Open Conference Systems, MISEIC 2018

Font Size: 
Comparative Study of Application of Algorithm C4.5 and Naïve Bayes as Supporting Money Loan Decision (Case Study at Employee Cooperative PT Karyamitra Budisentosa Pandaan)
Akas Bagus Setiawan, Febriliyan Samopa

Last modified: 2018-07-07

Abstract


Money lending system in the cooperative employees of  PT. Karyamitra Budisentosa has a central role because members of the co-operatives themselves are 100 members and need to be analyzed by whom members are eligible to be loaned. The risk of a non-performing loan system will cause bad debts, it will disrupt the financial system and business processes that exist in the cooperative. while non-performing loans based on data collected from 2013 to 2017 amounted to 57.69% in 2013, 50% in 2014, 52.38% in 2015, 71.4% in 2016 and 72.72% in 2017 which occurred on Employee Cooperative PT. Karyamitra Budisentosa when compared with credit with the status paid off.

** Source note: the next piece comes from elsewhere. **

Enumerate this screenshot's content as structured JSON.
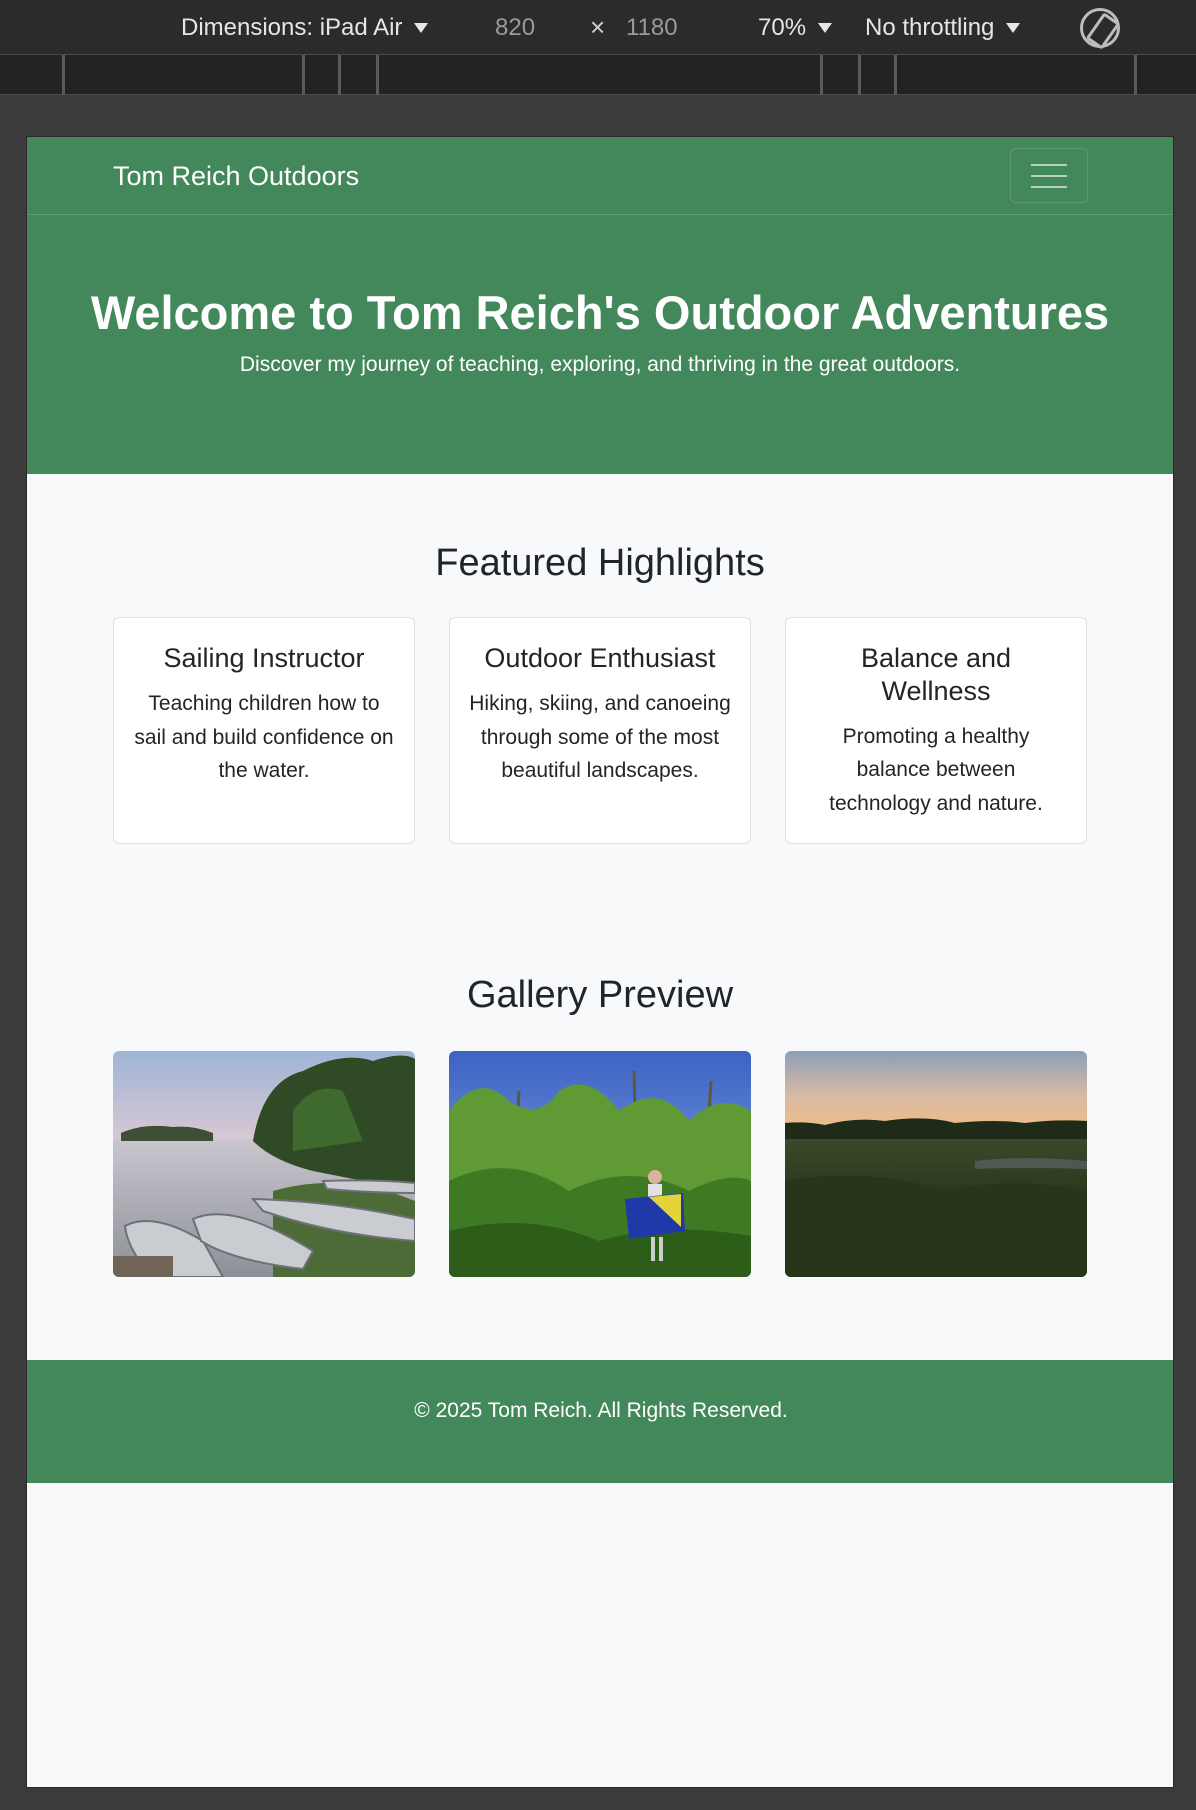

This research uses the tools of RapidMiner 8.0 which is machine learning to study the data history with method C4.5 and Naïve Bayes then from both methods is taken the highest AUC (Area Under Cover) value, the AUC value is the interpretation of the average sensitivity for all Specificity values ​​(accuracy, precision, recall) are possible. The AUC value is used to measure the general diagnostic test in analyzing the data history, Naïve Bayes is a method that calculates the probability of the rate of occurrence of data on one another. The C4.5 algorithm is one of several algorithms in the decision tree method that converts data into decision tree, to then be inferred into rule's.

Based on the comparison of test results through various scenarios on both methods, Naïve Bayes method with AUC achievement was 0.875 based on Automatic sampling, 0.896 based on Shuffled sampling, 0.875 based on Stratified sampling, and 0.819 based on Linear sampling while C4.5 method with achievement value of 0.779 based on Automatic sampling and amounted to 0.781 based on Shuffled sampling, amounting to 0.781 based on Stratified sampling, and by 0.803 based on Linear sampling. each method was tested using a 5-fold test scenario with Cross Validation.

Testing with a linear sampling test scenario feels the best because the AUC values ​​of the C4.5 and Naïve Bayes methods are almost balanced even though Naïve Bayes is still showing its superiority, here are the results of the test.

Table 1. Comparison of accuracy, precision, recall and AUC methods C4.5 and Naïve Bayes (table 1 on suplementary file, because of failed to upload on this sheet)

From table 1 it can be seen that the highest accuracy, recall, AUC value is indicated by Naïve Bayes method with values ​​of 76.77%, 74.42% and 0.840. As for the highest precision value shown by method C4.5 with 76.47%, from table 1 is represented in the graph in Figure 1 below.

Figure 1. Graph of Comparison of Performance Test of 5-Fold Linear Sampling Scenario (figure 1 on suplementary file, because of failed to upload on this sheet)

Based on the research that has been done, Naïve Bayes is the best recommended method in the form of a Decision Support System.


Keywords


Algorithm C4.5, Naïve Bayes, AUC, Loan money, RapidMiner 8.0, machine learning, data history.